関東武士に大きな影響を与えた女性。小山政光の妻。


【別名Another name】

寒河尼 さむかわのあま

【生年・没年】

保延3年〜安貞2年(1137〜1228)


【氏族・血族】

宇都宮氏二代 八田宗綱の娘


■ 生涯について

宇都宮氏二代八田宗綱の娘、京都で生まれ、女房として近衛天皇に仕えたといわれる。

その人格人望から源頼朝の乳母の一人となる。

その後、小山政光の後室となり、その子をその後の関東武士の指針となるべく育てたという。


治承4年(1180年)8月、源頼朝が反平家で兵を挙げた時、夫の小山政光は役目があり上京中で不在だった。寒河尼は、当時14歳の末子(のちの朝光)を伴い源頼朝の宿所を訪れた。

寒川尼は、頼朝と往事(乳母時代)の思い出などを語り、我が子を側近として奉公させたいと願う。頼朝は、自ら烏帽子親(仮の親)となって元服させ小山七郎宗朝と名乗らせた。(のちに朝光に改名)


女地頭 寒川尼

当時武士の妻は、夫の不在中、その権限を取り仕切るのが慣習であった。
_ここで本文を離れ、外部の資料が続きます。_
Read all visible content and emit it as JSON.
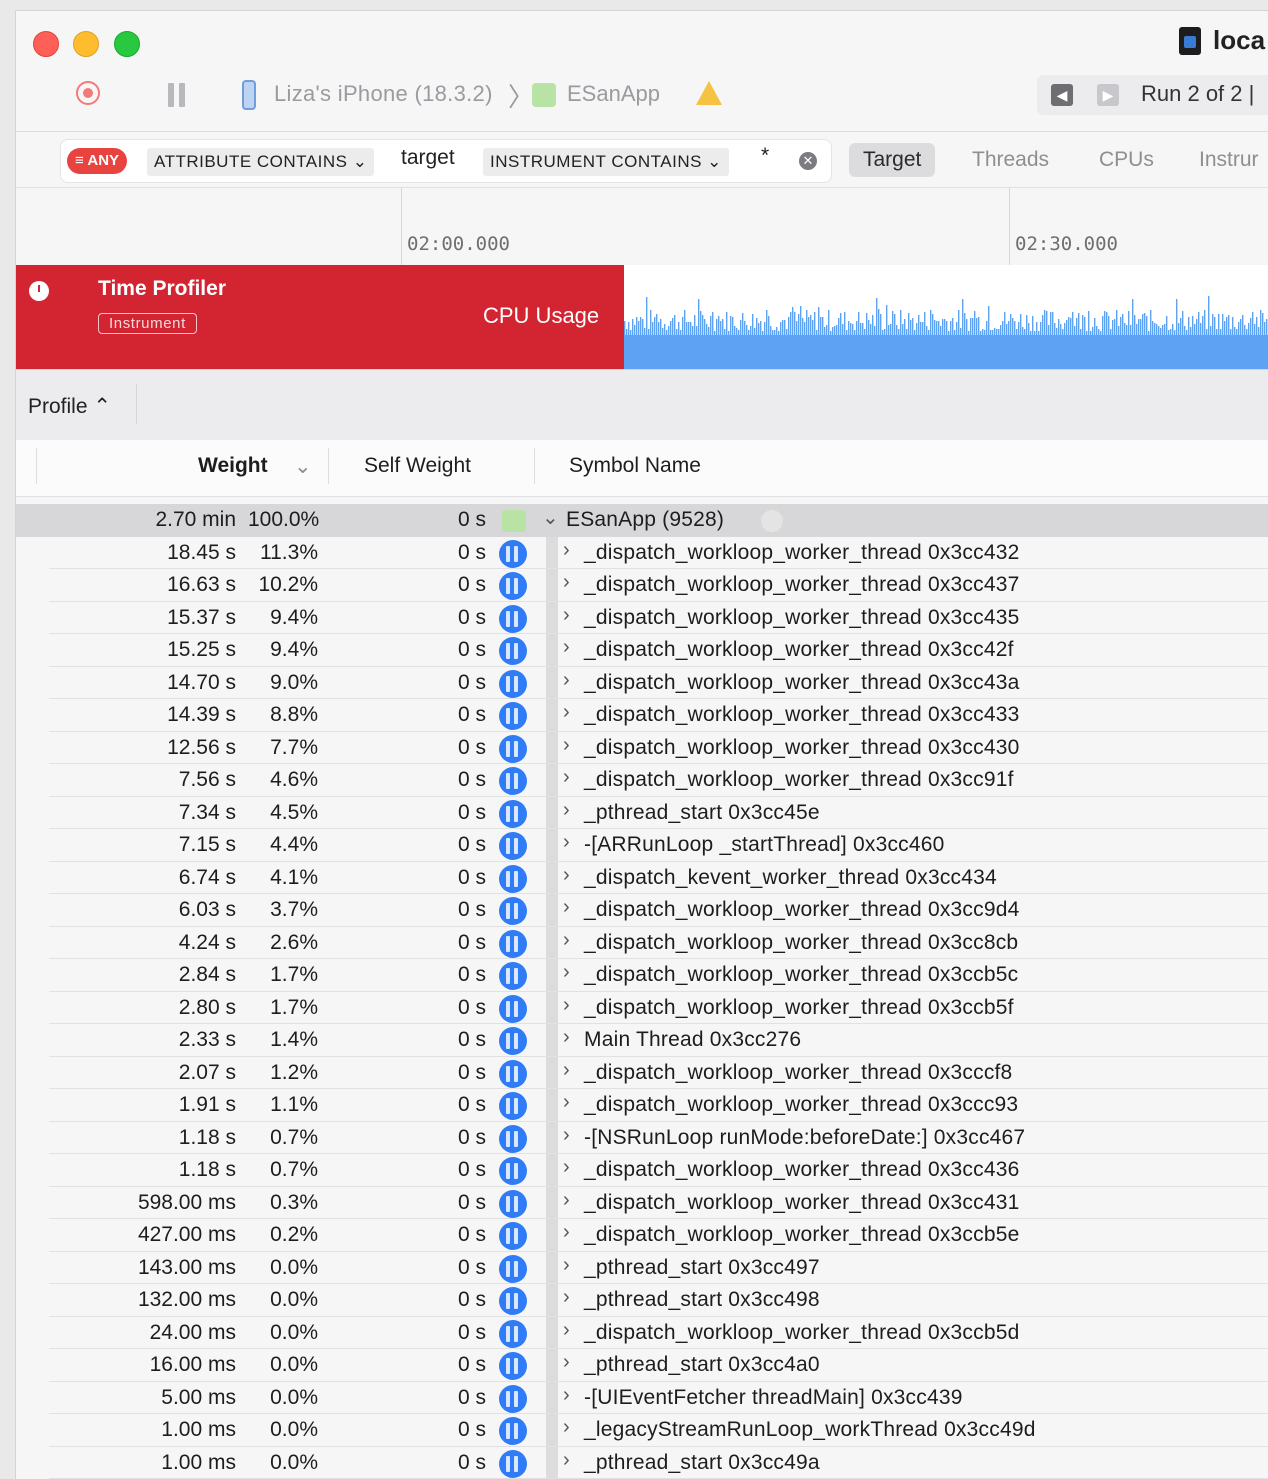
{
  "window": {
    "document_title": "loca",
    "device": "Liza's iPhone (18.3.2)",
    "app": "ESanApp",
    "run_label": "Run 2 of 2  |"
  },
  "filter": {
    "any_label": "≡ ANY",
    "token1": "ATTRIBUTE CONTAINS ⌄",
    "token1_value": "target",
    "token2": "INSTRUMENT CONTAINS ⌄",
    "token2_value": "*",
    "segments": [
      "Target",
      "Threads",
      "CPUs",
      "Instrur"
    ]
  },
  "timeline": {
    "ticks": [
      "02:00.000",
      "02:30.000"
    ]
  },
  "track": {
    "title": "Time Profiler",
    "badge": "Instrument",
    "graph_label": "CPU Usage",
    "color": "#d32432",
    "graph_color": "#5ea2f3"
  },
  "profile": {
    "selector": "Profile ⌃",
    "columns": {
      "weight": "Weight",
      "self_weight": "Self Weight",
      "symbol": "Symbol Name"
    }
  },
  "rows": [
    {
      "time": "2.70 min",
      "pct": "100.0%",
      "self": "0 s",
      "symbol": "ESanApp (9528)",
      "kind": "app"
    },
    {
      "time": "18.45 s",
      "pct": "11.3%",
      "self": "0 s",
      "symbol": "_dispatch_workloop_worker_thread  0x3cc432"
    },
    {
      "time": "16.63 s",
      "pct": "10.2%",
      "self": "0 s",
      "symbol": "_dispatch_workloop_worker_thread  0x3cc437"
    },
    {
      "time": "15.37 s",
      "pct": "9.4%",
      "self": "0 s",
      "symbol": "_dispatch_workloop_worker_thread  0x3cc435"
    },
    {
      "time": "15.25 s",
      "pct": "9.4%",
      "self": "0 s",
      "symbol": "_dispatch_workloop_worker_thread  0x3cc42f"
    },
    {
      "time": "14.70 s",
      "pct": "9.0%",
      "self": "0 s",
      "symbol": "_dispatch_workloop_worker_thread  0x3cc43a"
    },
    {
      "time": "14.39 s",
      "pct": "8.8%",
      "self": "0 s",
      "symbol": "_dispatch_workloop_worker_thread  0x3cc433"
    },
    {
      "time": "12.56 s",
      "pct": "7.7%",
      "self": "0 s",
      "symbol": "_dispatch_workloop_worker_thread  0x3cc430"
    },
    {
      "time": "7.56 s",
      "pct": "4.6%",
      "self": "0 s",
      "symbol": "_dispatch_workloop_worker_thread  0x3cc91f"
    },
    {
      "time": "7.34 s",
      "pct": "4.5%",
      "self": "0 s",
      "symbol": "_pthread_start  0x3cc45e"
    },
    {
      "time": "7.15 s",
      "pct": "4.4%",
      "self": "0 s",
      "symbol": "-[ARRunLoop _startThread]  0x3cc460"
    },
    {
      "time": "6.74 s",
      "pct": "4.1%",
      "self": "0 s",
      "symbol": "_dispatch_kevent_worker_thread  0x3cc434"
    },
    {
      "time": "6.03 s",
      "pct": "3.7%",
      "self": "0 s",
      "symbol": "_dispatch_workloop_worker_thread  0x3cc9d4"
    },
    {
      "time": "4.24 s",
      "pct": "2.6%",
      "self": "0 s",
      "symbol": "_dispatch_workloop_worker_thread  0x3cc8cb"
    },
    {
      "time": "2.84 s",
      "pct": "1.7%",
      "self": "0 s",
      "symbol": "_dispatch_workloop_worker_thread  0x3ccb5c"
    },
    {
      "time": "2.80 s",
      "pct": "1.7%",
      "self": "0 s",
      "symbol": "_dispatch_workloop_worker_thread  0x3ccb5f"
    },
    {
      "time": "2.33 s",
      "pct": "1.4%",
      "self": "0 s",
      "symbol": "Main Thread  0x3cc276"
    },
    {
      "time": "2.07 s",
      "pct": "1.2%",
      "self": "0 s",
      "symbol": "_dispatch_workloop_worker_thread  0x3cccf8"
    },
    {
      "time": "1.91 s",
      "pct": "1.1%",
      "self": "0 s",
      "symbol": "_dispatch_workloop_worker_thread  0x3ccc93"
    },
    {
      "time": "1.18 s",
      "pct": "0.7%",
      "self": "0 s",
      "symbol": "-[NSRunLoop runMode:beforeDate:]  0x3cc467"
    },
    {
      "time": "1.18 s",
      "pct": "0.7%",
      "self": "0 s",
      "symbol": "_dispatch_workloop_worker_thread  0x3cc436"
    },
    {
      "time": "598.00 ms",
      "pct": "0.3%",
      "self": "0 s",
      "symbol": "_dispatch_workloop_worker_thread  0x3cc431"
    },
    {
      "time": "427.00 ms",
      "pct": "0.2%",
      "self": "0 s",
      "symbol": "_dispatch_workloop_worker_thread  0x3ccb5e"
    },
    {
      "time": "143.00 ms",
      "pct": "0.0%",
      "self": "0 s",
      "symbol": "_pthread_start  0x3cc497"
    },
    {
      "time": "132.00 ms",
      "pct": "0.0%",
      "self": "0 s",
      "symbol": "_pthread_start  0x3cc498"
    },
    {
      "time": "24.00 ms",
      "pct": "0.0%",
      "self": "0 s",
      "symbol": "_dispatch_workloop_worker_thread  0x3ccb5d"
    },
    {
      "time": "16.00 ms",
      "pct": "0.0%",
      "self": "0 s",
      "symbol": "_pthread_start  0x3cc4a0"
    },
    {
      "time": "5.00 ms",
      "pct": "0.0%",
      "self": "0 s",
      "symbol": "-[UIEventFetcher threadMain]  0x3cc439"
    },
    {
      "time": "1.00 ms",
      "pct": "0.0%",
      "self": "0 s",
      "symbol": "_legacyStreamRunLoop_workThread  0x3cc49d"
    },
    {
      "time": "1.00 ms",
      "pct": "0.0%",
      "self": "0 s",
      "symbol": "_pthread_start  0x3cc49a"
    }
  ]
}
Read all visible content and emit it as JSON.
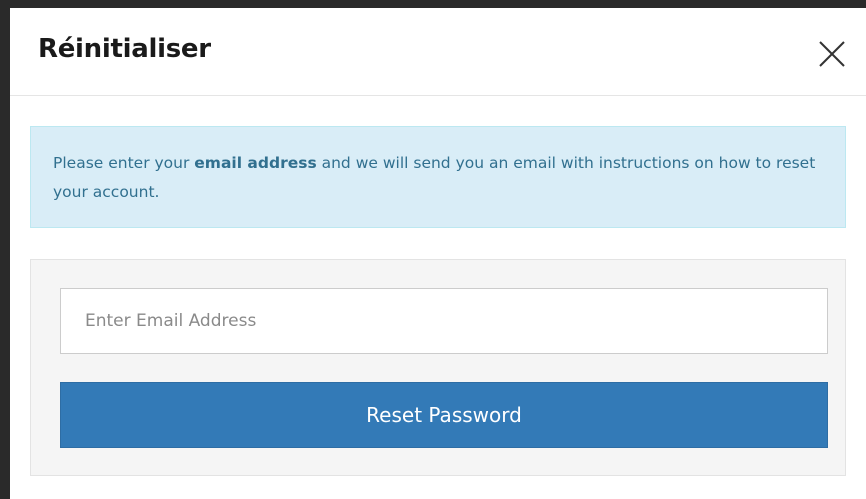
{
  "modal": {
    "title": "Réinitialiser",
    "close_icon": "close-icon"
  },
  "alert": {
    "text_before": "Please enter your ",
    "text_bold": "email address",
    "text_after": " and we will send you an email with instructions on how to reset your account."
  },
  "form": {
    "email_placeholder": "Enter Email Address",
    "email_value": "",
    "submit_label": "Reset Password"
  },
  "colors": {
    "alert_bg": "#d9edf7",
    "alert_text": "#31708f",
    "button_bg": "#337ab7",
    "panel_bg": "#f5f5f5"
  }
}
この寒川尼の行動によって、下野国最大の武士団小山氏が頼朝方についたことになり、このことは北関東の武士団のその後に、決定的な影響を与えたものと思われる。

文治3年(1187年)12月、寒河尼は「女性たりといえども、大功あるによる也」として下野国寒川郡ならびに網戸郷の地頭職に任ぜられ、文字通り女地頭となった。



※記載の内容は、株式会社みやもとが歴史的資料をもとに独自の解釈も加えて表現しています。史実とは異なる解釈、見解も含まれておりますので、あらかじめご了承ください。